Luftschläge bleiben aber weiterhin möglich, wie das russische Militär demonstrierte. Bei einem russischen Raketenangriff im Gebiet Odessa wurden nach ukrainischen Angaben zehn Menschen in einem Mehrfamilienhaus getötet. Die Rakete habe einen Teil des neunstöckigen Gebäudes zerstört, teilte der Chef der örtlichen Militärverwaltung, Serhij Bratschuk, mit. Nach der Attacke sei ein Brand ausgebrochen. Die Rakete sei von einem russischen Militärflugzeug über dem Schwarzen Meer abgefeuert worden.
Verhandlungen und Diplomatie
Nach dem Ende des Nato-Gipfels in Madrid am Donnerstag unterstrich US-Präsident Joe Biden die Verteidigungsbereitschaft der Nato-Bündnispartner. «Wir werden jeden Zentimeter des Nato-Gebietes verteidigen», so Biden. «Ein Angriff auf einen von uns ist ein Angriff auf alle.» Man werde zudem die Ukraine unterstützen, solange es nötig sein werde. «Es wird nicht damit enden, dass Russland die Ukraine in der Ukraine schlägt.»
Nicht nur die USA, auch andere Nato-Partner wollen ihre Truppenpräsenz in Europa weiter ausbauen – auch an der Ostflanke der Nato. Der deutsche Bundeskanzler Olaf Scholz will etwa dauerhaft eine gepanzerte Division mit 15’000 Mann, 60 Flugzeugen und 20 Marineeinheiten zum Schutz der Nato-Ostgrenze zur Verfügung stellen.
Frankreichs Präsident Emmanuel Macron betonte ebenfalls die geschlossene Haltung Europas und der USA, unterstrich aber zugleich die Notwendigkeit eines Kontakts zu Kremlchef Wladimir Putin.

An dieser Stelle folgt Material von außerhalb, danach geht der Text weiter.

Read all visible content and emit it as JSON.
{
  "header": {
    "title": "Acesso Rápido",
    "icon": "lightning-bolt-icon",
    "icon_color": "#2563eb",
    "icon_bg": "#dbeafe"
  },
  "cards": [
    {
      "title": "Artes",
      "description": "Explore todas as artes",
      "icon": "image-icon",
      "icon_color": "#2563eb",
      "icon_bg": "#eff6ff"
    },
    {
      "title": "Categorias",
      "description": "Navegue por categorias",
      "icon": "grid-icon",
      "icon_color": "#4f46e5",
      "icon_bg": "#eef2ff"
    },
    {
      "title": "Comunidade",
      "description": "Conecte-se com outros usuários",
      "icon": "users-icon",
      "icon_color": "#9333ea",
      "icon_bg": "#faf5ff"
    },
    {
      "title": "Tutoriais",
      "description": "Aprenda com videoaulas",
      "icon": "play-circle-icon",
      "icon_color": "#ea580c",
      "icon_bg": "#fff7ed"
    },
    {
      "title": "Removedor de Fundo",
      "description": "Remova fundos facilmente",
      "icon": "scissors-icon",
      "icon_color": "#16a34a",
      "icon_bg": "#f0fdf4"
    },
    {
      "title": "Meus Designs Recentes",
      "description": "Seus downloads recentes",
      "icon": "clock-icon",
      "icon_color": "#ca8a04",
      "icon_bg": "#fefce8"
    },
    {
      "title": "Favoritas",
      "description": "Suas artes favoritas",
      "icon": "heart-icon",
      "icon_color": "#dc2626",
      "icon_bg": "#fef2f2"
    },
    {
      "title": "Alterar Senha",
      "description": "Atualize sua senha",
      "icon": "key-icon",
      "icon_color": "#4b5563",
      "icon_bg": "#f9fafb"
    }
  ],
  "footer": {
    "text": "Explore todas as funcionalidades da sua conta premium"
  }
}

Blockierter Getreideexport
Die Ukraine beklagt, dass ihre Häfen im Schwarzen Meer durch die russische Kriegsmarine blockiert seien. Beide Länder gehören zu den grössten Weizenexporteuren und spielen eine wichtige Rolle bei der Ernährungssicherheit in der Welt. Die Vereinten Nationen warnten zuletzt schon vor der grössten Hungersnot seit Jahrzehnten.

Kriegsopfer
Armeeangehörige: Ein genaues Bild über Todesopfer – sowohl auf russischer wie auf ukrainischer Seite – gibt es nicht. Die Angaben und Schätzungen gehen weit auseinander. Etwa 10'000 Soldaten der ukrainischen Armee sind nach Angaben eines Beraters von Präsident Selenski von Mitte Juni seit der russischen Invasion im Februar bis zum 10. Juni getötet worden. Die Ukraine geht davon aus, dass mittlerweile über 35'000 russische Armeeangehörige ihr Leben verloren haben (Stand 29. Juni). Westliche Experten zweifeln diese Zahl jedoch an.
Zudem meldete Moskau am Donnerstag, bislang seien 6000 ukrainische Militärangehörige durch die russische Seite festgenommen worden oder hätten sich ergeben.
Von russischer Seite gibt es keine Angaben mehr. Die letzte Zahl, die Ende März genannt wurde, waren rund 1300 getötete Soldaten.
Zivile Opfer: Laut dem UNO-Hochkommissariat für Menschenrechte haben Beobachter bislang 4731 getötete Zivilisten verifiziert (Stand 27. Juni), davon 330 Kinder. Man gehe jedoch davon aus, dass die tatsächlichen Zahlen erheblich höher seien.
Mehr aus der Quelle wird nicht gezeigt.